04.5 Interacties met andere geneesmiddelen en andere vormen van interactie
Mogelijke interacties met agomelatine
Agomelatine wordt voornamelijk gemetaboliseerd door cytochroom P450 1A2 (CYP1A2) (90%) en CYP2C9/19 (10%). Geneesmiddelen die een wisselwerking hebben met deze iso-enzymen kunnen de biologische beschikbaarheid van agomelatine verminderen of verhogen.
Fluvoxamine, een krachtige remmer van CYP1A2 en matige remmer van CYP2C9, remt duidelijk het metabolisme van agomelatine, wat resulteert in een 60-voudige (bereik 12-412) toename van de blootstelling aan agomelatine.
Daarom is gelijktijdige toediening van Valdoxan met krachtige CYP1A2-remmers (bijv. fluvoxamine, ciprofloxacine) gecontra-indiceerd.
De combinatie van agomelatine met oestrogeen (matige remmers van CYP1A2) resulteert in een meervoudige toename van de blootstelling aan agomelatine. Hoewel er geen specifiek bewijs met betrekking tot geneesmiddelveiligheid werd gevonden bij de 800 patiënten die werden behandeld in combinatie met oestrogeen, is voorzichtigheid geboden bij het voorschrijven van agomelatine met andere matige CYP1A2-remmers (bijv. propranolol, enoxacine) totdat meer ervaring is opgedaan (zie rubriek 4.4).

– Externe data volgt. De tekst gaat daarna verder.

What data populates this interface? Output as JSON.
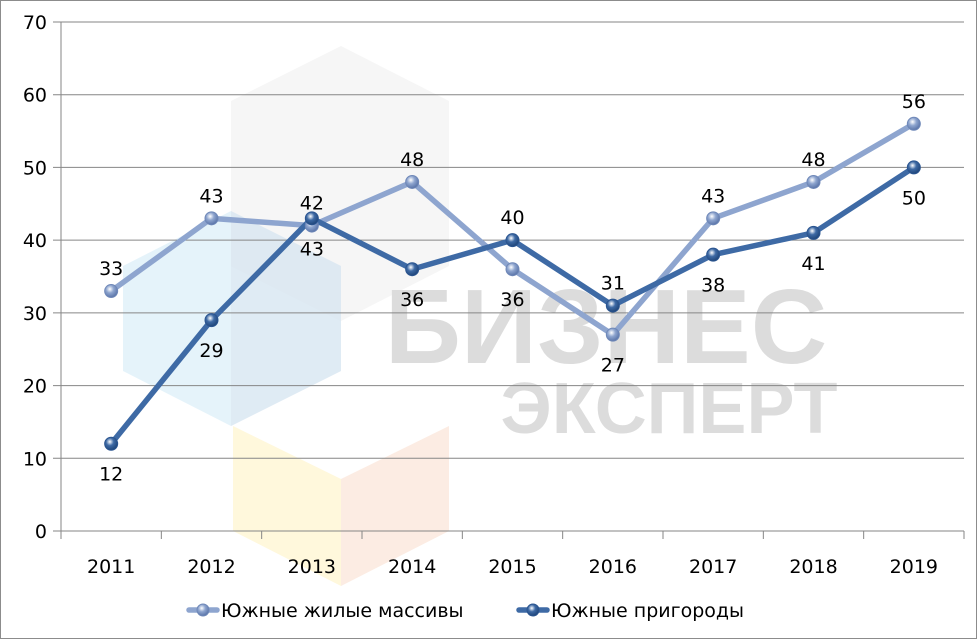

Rifampicine, een inductor van alle drie de cytochromen die betrokken zijn bij het metabolisme van agomelatine, kan de biologische beschikbaarheid van agomelatine verminderen.
Roken induceert CYP1A2 en het is aangetoond dat het de biologische beschikbaarheid van agomelatine vermindert, vooral bij zware rokers (≥15 sigaretten/dag) (zie rubriek 5.2).
Mogelijke interacties van agomelatine met andere geneesmiddelen
In vivo, agomelatine induceert geen CYP450-iso-enzymen. Agomelatine remt ook niet CYP1A2 in vivo, noch de CYP450 in vitro. Daarom heeft agomelatine geen invloed op de blootstelling aan geneesmiddelen die worden gemetaboliseerd door CYP450.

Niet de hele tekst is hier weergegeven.